My older daughter thought she wanted to go to a small private school so we visited a handful. She quickly realized it wasn’t what she wanted for various reasons. Then she thought she wanted to be in a big city, and some visits changed that. She knew she didn’t want to be too far from home, and she ultimately landed in a state university, about 2 hours from home, near but not in a small city with a lot of good restaurants, shops, attractions, etc., and a really good vibe. She is thriving there, is super involved in a bunch of different activities and has made some great friends, while many of her friends from high school transferred to schools very close to home after their freshman year, or even after their first semester last year.
Daughter number 2 is in the process of starting to look at colleges. We’re doing the same process, just driving/walking around some campuses, setting up some formal tours, etc. She also wants to tour some schools farther from home, which my older daughter didn’t really want to do, so we’ll be setting up some tours for some of the schools she wants to see.

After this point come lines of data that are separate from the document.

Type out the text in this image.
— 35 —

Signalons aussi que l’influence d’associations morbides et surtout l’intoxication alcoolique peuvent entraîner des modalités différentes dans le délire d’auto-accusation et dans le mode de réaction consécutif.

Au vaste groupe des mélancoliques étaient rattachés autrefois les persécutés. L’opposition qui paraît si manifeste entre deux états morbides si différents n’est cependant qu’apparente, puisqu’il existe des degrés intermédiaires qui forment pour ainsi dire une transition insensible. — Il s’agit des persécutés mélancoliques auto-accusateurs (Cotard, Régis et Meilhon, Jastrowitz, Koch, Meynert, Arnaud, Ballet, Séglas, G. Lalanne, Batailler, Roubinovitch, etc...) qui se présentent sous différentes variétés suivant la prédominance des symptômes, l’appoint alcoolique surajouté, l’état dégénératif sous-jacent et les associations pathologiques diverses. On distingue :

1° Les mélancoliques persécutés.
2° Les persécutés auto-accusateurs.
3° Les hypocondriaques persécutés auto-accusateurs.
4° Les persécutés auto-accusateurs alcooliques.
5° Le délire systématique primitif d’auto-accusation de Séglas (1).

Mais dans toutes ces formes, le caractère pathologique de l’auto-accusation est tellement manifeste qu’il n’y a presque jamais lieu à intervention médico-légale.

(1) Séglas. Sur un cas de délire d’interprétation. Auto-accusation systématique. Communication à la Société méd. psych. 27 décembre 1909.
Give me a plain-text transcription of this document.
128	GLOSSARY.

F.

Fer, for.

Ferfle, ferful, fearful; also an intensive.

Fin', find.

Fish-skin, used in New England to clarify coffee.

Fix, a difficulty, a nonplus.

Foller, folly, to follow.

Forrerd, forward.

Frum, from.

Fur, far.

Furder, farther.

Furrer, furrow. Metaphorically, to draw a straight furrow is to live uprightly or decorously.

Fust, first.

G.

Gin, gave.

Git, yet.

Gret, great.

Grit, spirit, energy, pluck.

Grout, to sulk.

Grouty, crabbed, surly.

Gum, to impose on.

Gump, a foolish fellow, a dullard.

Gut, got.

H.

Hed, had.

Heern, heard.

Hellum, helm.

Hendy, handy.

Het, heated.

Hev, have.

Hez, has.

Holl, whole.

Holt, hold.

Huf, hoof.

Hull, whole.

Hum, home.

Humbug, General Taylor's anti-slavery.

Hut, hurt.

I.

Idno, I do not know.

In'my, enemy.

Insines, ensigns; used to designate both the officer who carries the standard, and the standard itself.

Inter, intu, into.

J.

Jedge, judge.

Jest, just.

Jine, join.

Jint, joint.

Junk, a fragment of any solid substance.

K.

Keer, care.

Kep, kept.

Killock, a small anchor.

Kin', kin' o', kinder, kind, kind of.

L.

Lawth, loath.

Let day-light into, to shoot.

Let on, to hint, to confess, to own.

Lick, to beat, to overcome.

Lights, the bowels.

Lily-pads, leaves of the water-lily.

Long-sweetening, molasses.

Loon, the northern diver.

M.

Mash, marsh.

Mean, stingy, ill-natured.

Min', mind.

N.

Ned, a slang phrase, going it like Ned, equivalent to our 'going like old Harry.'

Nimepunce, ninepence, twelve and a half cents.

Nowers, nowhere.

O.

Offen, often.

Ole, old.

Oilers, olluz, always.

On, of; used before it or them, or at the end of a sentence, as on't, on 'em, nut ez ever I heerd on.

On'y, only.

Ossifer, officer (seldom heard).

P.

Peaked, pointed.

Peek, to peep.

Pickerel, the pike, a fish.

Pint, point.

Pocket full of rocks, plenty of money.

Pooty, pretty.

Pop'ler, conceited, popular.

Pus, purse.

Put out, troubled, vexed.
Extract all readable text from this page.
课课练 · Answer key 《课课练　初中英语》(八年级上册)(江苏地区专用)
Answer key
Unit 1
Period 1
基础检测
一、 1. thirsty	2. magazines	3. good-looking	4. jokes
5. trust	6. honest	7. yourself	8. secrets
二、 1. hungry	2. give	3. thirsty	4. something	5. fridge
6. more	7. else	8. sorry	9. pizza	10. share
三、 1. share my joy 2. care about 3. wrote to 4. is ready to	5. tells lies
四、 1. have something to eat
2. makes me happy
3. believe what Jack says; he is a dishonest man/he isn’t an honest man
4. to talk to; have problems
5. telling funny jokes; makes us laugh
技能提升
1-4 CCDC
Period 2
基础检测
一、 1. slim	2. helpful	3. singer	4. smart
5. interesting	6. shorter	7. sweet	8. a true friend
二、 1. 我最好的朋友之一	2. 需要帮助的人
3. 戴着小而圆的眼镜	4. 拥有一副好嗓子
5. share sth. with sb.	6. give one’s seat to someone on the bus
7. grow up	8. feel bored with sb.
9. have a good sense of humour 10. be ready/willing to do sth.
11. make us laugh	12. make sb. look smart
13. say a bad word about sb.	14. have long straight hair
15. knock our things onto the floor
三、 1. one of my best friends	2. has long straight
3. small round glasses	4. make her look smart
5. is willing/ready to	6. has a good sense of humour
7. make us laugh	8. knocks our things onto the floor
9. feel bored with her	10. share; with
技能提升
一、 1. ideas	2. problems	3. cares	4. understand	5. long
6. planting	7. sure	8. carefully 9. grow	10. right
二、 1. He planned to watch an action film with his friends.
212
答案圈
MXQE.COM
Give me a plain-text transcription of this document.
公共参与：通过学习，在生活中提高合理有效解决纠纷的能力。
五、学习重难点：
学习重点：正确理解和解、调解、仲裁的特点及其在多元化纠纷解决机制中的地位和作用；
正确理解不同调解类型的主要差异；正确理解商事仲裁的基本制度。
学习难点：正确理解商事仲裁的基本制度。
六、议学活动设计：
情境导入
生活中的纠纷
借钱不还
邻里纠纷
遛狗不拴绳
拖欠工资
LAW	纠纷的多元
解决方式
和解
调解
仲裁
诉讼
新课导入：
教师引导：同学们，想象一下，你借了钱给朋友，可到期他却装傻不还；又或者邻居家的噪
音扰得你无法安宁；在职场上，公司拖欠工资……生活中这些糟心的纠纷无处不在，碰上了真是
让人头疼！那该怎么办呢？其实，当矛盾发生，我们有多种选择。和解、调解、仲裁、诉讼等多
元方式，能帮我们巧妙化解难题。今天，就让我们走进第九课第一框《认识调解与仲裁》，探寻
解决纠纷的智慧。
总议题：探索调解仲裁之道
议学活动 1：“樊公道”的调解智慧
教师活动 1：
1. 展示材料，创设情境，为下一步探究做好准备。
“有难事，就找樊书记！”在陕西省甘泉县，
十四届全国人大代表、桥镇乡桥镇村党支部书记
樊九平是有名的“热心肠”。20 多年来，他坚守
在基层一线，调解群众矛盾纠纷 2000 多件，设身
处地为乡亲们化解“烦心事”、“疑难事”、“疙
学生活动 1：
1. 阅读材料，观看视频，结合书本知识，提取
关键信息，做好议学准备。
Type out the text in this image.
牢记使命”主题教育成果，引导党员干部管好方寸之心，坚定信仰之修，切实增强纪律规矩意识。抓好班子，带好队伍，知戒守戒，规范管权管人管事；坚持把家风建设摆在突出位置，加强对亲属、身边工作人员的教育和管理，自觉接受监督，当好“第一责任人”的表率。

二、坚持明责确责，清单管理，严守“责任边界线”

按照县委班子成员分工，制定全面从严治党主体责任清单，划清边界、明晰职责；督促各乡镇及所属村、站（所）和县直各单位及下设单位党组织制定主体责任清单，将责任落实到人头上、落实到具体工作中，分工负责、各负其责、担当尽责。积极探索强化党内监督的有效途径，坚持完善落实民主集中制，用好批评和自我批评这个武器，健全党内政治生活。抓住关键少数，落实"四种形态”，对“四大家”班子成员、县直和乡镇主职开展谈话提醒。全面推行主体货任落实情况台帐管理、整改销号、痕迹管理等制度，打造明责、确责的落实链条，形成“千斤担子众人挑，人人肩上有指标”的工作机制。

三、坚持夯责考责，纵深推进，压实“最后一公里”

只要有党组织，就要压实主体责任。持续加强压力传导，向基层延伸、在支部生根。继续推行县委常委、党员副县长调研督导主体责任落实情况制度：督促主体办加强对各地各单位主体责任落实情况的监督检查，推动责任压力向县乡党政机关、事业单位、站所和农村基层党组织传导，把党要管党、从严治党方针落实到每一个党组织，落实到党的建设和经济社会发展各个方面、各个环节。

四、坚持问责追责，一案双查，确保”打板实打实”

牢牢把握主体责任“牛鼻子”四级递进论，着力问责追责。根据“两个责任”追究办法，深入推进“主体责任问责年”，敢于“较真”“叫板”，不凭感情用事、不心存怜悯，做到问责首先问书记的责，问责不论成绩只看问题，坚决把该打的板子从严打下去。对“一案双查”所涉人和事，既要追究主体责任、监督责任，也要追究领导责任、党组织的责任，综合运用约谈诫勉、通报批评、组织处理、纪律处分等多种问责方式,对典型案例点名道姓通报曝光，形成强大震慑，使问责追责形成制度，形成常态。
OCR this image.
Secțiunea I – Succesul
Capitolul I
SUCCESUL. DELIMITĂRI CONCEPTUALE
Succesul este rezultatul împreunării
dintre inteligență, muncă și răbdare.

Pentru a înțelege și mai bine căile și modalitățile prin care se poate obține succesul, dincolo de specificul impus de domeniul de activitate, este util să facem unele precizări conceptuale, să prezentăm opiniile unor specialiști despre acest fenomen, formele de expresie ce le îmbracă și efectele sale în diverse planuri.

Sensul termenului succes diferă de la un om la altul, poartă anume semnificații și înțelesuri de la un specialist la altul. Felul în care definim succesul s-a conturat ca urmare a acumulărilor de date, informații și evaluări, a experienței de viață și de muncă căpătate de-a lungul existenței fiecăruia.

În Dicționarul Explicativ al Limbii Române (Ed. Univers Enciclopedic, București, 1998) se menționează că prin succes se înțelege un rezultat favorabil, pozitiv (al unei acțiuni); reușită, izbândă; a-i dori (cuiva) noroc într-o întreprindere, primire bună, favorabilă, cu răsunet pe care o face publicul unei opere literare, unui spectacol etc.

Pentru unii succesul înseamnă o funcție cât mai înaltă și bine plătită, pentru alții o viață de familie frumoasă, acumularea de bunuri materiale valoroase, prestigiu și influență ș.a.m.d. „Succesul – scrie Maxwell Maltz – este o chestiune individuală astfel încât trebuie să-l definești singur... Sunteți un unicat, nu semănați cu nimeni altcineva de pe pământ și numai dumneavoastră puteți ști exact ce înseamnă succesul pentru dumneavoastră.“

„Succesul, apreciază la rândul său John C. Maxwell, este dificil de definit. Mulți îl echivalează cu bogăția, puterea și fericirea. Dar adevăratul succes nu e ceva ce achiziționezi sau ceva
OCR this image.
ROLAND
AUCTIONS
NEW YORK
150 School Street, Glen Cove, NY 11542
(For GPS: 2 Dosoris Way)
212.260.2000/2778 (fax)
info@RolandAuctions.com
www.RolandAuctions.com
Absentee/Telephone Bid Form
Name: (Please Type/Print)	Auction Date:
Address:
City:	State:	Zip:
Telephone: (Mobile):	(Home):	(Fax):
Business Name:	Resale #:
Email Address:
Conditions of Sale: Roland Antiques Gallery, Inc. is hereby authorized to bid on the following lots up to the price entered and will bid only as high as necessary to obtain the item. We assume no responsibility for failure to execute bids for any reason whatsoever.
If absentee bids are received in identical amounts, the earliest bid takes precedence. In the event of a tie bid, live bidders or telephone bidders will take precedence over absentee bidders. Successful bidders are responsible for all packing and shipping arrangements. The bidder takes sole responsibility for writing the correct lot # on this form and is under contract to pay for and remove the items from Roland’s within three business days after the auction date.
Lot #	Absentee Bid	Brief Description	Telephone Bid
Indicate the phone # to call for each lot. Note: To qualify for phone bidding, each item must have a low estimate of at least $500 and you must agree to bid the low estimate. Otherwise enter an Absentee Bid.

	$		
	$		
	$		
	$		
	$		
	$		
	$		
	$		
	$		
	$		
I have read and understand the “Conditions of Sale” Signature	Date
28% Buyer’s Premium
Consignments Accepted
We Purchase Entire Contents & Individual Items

One thing that seems strange to me is starting the process for an 8th grader. My kids had absolutely no idea what they would want out of a college at that age, what they wanted to study, whether they wanted to be near or close to home, whether they’d try to play college sports, etc. It just seemed too far in the future to even enter their consciousness. I know some kids are more focused at an earlier age and already know what they want by then, but that definitely wasn’t the case with my kids. Maybe your daughter is one of those driven kids, or maybe the coaches are just convincing her she needs to be. If it’s the former that’s great. If it’s the latter, be really careful that they aren’t pushed so hard at this stage that they go off the rails. Let her be an 8th grader if that’s what she wants to be.
I’ll qualify all of the above with the caveat that everyone’s experience in this process is different, and the above advice may be worth exactly what you paid for it.